As a soldier has done tours in and taken multiple trips to Iraq and Afghanistan. Over the holiday weekend, he found himself praying by the window, crying. And that's when a patient care assistant named Charles came into the room and saw him.

“He walked up to me, grabbed my hand (the first physical touch I had felt in a long while) and began to pray for comfort, peace and healing over me. After he finished praying, he grabbed me by my shoulders and said, ‘Look at me, James — we’re brothers in Christ - aren’t we?’ I said yes and he said, ‘You’re going to be okay - you have to believe that,’” Ring recalled Tuesday. “He literally gave me hope and that’s when things started turning around for me. I was released a couple nights later and now I’m finally home recovering. I’m still not out of the woods, but I’m home and that’s progress.
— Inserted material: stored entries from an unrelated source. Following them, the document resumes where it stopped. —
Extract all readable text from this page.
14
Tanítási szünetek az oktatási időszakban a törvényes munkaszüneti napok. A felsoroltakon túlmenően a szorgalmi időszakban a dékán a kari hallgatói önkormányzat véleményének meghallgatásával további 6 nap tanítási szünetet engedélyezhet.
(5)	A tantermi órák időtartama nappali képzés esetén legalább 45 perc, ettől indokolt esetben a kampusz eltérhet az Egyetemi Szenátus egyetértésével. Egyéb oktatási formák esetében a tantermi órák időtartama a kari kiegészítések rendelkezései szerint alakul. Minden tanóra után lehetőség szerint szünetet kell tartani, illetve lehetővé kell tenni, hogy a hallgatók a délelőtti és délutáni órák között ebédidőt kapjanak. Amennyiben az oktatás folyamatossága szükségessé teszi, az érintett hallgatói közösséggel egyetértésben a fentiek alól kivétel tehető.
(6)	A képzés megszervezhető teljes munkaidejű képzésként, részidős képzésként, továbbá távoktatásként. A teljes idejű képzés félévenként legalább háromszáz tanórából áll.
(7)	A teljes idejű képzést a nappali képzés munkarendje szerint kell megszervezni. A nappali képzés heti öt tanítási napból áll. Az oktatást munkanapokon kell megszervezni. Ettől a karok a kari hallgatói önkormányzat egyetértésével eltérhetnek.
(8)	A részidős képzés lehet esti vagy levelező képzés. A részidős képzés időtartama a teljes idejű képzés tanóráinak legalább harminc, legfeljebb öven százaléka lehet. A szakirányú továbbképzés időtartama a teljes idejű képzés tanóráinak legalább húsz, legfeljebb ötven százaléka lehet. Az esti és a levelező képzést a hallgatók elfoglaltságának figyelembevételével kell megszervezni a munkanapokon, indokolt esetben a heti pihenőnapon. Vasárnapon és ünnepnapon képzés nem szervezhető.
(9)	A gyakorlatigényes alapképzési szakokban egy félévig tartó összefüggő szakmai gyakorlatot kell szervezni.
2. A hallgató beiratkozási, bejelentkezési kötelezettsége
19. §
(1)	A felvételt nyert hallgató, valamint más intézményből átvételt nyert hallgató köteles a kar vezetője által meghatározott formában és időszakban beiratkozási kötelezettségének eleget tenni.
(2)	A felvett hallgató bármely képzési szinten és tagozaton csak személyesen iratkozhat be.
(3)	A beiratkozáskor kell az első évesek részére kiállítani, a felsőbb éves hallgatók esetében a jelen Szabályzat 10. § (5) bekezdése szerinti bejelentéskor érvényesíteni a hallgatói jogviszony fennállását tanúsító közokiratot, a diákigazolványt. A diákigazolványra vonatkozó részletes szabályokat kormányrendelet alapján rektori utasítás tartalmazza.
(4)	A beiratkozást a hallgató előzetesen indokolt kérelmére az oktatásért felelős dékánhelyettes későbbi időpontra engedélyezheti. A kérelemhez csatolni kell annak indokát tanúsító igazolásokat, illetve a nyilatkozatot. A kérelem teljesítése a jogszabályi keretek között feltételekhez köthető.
Praise God!”

Ring said in a text message that Charles will always be a hero to him.

"This pandemic is not over"
Ring doesn't know if he had the delta variant of COVID-19, saying the hospital hasn't told him. He has a warning for those who think COVID is fake or like a cold or the flu.

"I contracted the virus and unknowingly passed it to some of the people I love the most,” declining to say publicly who that is. He added that they are all doing ok. “I shared my story to say this - this pandemic is not over. Please take it seriously and remember to wear a mask. Even if you think they’re silly, it’s better than sitting all alone in a COVID unit wishing you had.”

Wearing a mask and getting a vaccine are personal choices, he said but they’re ones he hopes everyone decides to make.

“Those decisions could affect the people you love the most,” Ring said. “I didn’t and I almost paid for it with my life.”